1 Milltown Street, Milltown, Warrenpoint, Newry, Co Down, BT34 3PS is a Grade B1 listed building in the Newry, Mourne and Down local planning authority area, Northern Ireland. First listed on 22 September 1981.
1 Milltown Street, Milltown, Warrenpoint, Newry, Co Down, BT34 3PS
- WRENN ID
- silent-transept-evening
- Grade
- B1
- Local Planning Authority
- Newry, Mourne and Down
- Country
- Northern Ireland
- Date first listed
- 22 September 1981
- Source
- NI Environment Agency listing
Description
1 Milltown Street, Milltown, Warrenpoint
A Tudor-Picturesque house built between 1880 and 1899, set in a mature garden on the east side of Milltown Street. The building occupies a site previously used by a school belonging to the Church Education Society from the mid-1800s until around 1888. The new house appears to represent a fresh construction rather than an adaptation of the school building, though some elements such as windows may have been incorporated from the earlier structure. This is evidenced by the differing plan forms shown on the 1860 and 1901-02 Ordnance Survey maps, and the first record of a house on the property appearing in the Valuation Revision book in 1888.

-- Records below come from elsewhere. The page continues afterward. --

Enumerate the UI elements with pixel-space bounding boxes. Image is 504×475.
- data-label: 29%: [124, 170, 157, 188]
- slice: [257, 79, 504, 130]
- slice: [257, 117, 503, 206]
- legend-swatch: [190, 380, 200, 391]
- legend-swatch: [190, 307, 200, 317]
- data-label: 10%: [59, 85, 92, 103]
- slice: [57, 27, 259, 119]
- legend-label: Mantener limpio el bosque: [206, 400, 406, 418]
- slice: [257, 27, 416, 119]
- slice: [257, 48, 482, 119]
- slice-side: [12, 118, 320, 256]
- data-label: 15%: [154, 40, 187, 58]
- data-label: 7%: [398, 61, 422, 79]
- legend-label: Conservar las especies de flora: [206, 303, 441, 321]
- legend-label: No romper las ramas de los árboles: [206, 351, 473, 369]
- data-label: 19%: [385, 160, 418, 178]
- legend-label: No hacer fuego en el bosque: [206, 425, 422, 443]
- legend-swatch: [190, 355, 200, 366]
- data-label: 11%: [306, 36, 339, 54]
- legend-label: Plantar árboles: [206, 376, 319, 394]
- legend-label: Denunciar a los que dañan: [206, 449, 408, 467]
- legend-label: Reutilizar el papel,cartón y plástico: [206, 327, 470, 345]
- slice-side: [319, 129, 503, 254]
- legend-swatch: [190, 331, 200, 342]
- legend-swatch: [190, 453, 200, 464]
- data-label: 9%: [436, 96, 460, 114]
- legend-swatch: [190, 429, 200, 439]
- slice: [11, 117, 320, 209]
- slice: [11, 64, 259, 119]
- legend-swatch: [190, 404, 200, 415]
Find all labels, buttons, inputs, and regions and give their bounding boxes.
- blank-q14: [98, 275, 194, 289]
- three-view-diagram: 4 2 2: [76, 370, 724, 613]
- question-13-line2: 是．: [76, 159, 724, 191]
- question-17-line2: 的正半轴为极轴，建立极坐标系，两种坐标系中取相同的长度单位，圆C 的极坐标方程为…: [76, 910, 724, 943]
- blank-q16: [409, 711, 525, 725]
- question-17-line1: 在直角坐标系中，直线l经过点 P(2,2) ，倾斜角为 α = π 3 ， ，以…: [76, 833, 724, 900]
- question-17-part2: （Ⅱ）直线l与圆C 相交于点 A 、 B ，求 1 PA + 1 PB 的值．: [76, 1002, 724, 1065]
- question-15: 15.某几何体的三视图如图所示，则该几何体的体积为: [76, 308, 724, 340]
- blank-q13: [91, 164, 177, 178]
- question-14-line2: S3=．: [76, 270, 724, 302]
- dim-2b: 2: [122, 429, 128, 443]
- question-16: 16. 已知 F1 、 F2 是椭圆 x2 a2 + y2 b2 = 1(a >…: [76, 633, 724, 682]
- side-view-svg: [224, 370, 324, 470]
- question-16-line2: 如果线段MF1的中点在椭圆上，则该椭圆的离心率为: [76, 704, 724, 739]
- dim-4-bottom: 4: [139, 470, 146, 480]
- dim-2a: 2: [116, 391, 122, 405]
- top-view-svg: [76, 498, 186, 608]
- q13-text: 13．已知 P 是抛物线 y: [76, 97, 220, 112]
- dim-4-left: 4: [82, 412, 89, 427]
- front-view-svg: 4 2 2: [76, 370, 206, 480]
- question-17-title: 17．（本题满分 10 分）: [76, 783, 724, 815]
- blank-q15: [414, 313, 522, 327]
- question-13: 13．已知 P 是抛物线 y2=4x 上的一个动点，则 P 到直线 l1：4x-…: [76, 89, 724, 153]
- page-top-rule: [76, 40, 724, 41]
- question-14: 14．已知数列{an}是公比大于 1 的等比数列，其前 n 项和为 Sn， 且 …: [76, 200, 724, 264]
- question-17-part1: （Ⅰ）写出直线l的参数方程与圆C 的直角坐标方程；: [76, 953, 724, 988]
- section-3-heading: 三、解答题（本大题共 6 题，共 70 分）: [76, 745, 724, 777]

The house is one and a half storeys arranged over three bays, with a rear return. The steeply pitched natural slate roof is aligned north-south with boxed eaves, cusped timber bargeboards, and exposed purlin tails to the end gables. Half-round metal rainwater goods complete the roofline. Between the central and left bays stand a pair of tall rendered chimneysstacks with concrete coping, set at angles on a common rendered base.
The walls are cement-dashed with a smooth rendered basecourse. The principal elevation faces west and features a gabled central porch with roof detailing that matches the main house roof, tied into its front pitch. The porch front is smooth rendered with the main entrance in a plain rectangular opening. The reproduction door is four-panelled with the top two panels glazed and the bottom two bolection-moulded, flanked by narrow four-paned sidelights. The gable apex is smooth rendered with three raised render verticals mimicking half-timbering and creating four panels. The cheeks of the porch are blank.
To the left and right bays of the façade are single rectangular landscape-format window openings with smooth rendered architraves and granite cills. Each contains three timber lattice casements with shallow Tudor-arched heads.
The left (north) and right (south) elevations are identical in treatment. The front and rear walls advance to stand flush with the overhanging eaves, thereby creating recessed gable walls. Both side elevations have a ground-floor window matching those on the façade, and to the upper-floor apex is a 2-by-2 vertically divided sliding sash window. The apex is rendered as the porch.
The rear (east) elevation is abutted at its centre by a wide rear return. The exposed right section of the rear wall is blank, while the exposed left section has a rectangular window opening containing a pair of Tudor casements.
The rear return has a pitched natural slate roof aligned west-east, which ties into the rear pitch of the main roof. It carries a cast-iron skylight on its south pitch and a small modern flue pipe on its north pitch, both with modern ventilators. Gabled dormers to the centre of each pitch have bargeboards detailed as the main roof and each contains a 2-by-2 sliding sash window with matching 1-by-1 sidelights; the cheeks are blank.
The slightly recessed gable wall of the return has a window (as those to the dormers) set to ground-floor right. Above at upper-floor level are a 2-by-2 sliding sash window and a 1-by-1 sliding sash window to its left, each with concrete cill. The right (north) cheek of the return has a pair of modern glazed doors. The left (south) cheek has a small windbreak porch to centre under a cat-slide of the main roof, with a half-glazed door as the front door and blank cheeks flanked left and right by Tudor lattice casement windows.
The mature garden setting contains a small modern shed and a larger garage to the southeast of the house. Both are constructed in rubble stone with pitched natural slate roofs. The garden is enclosed to north, west, and south by Milltown Street and the Donaghaguy Road, and rises to the east where the house is situated. The boundary to the east adjoins an adjacent house. A rubble stone wall encloses the garden to the west, continuing to Donaghaguy Road as a modern rubble stone wall which sweeps inwards to the drive at the south. The drive is entered through a pair of modern timber gates supported on plain timber posts.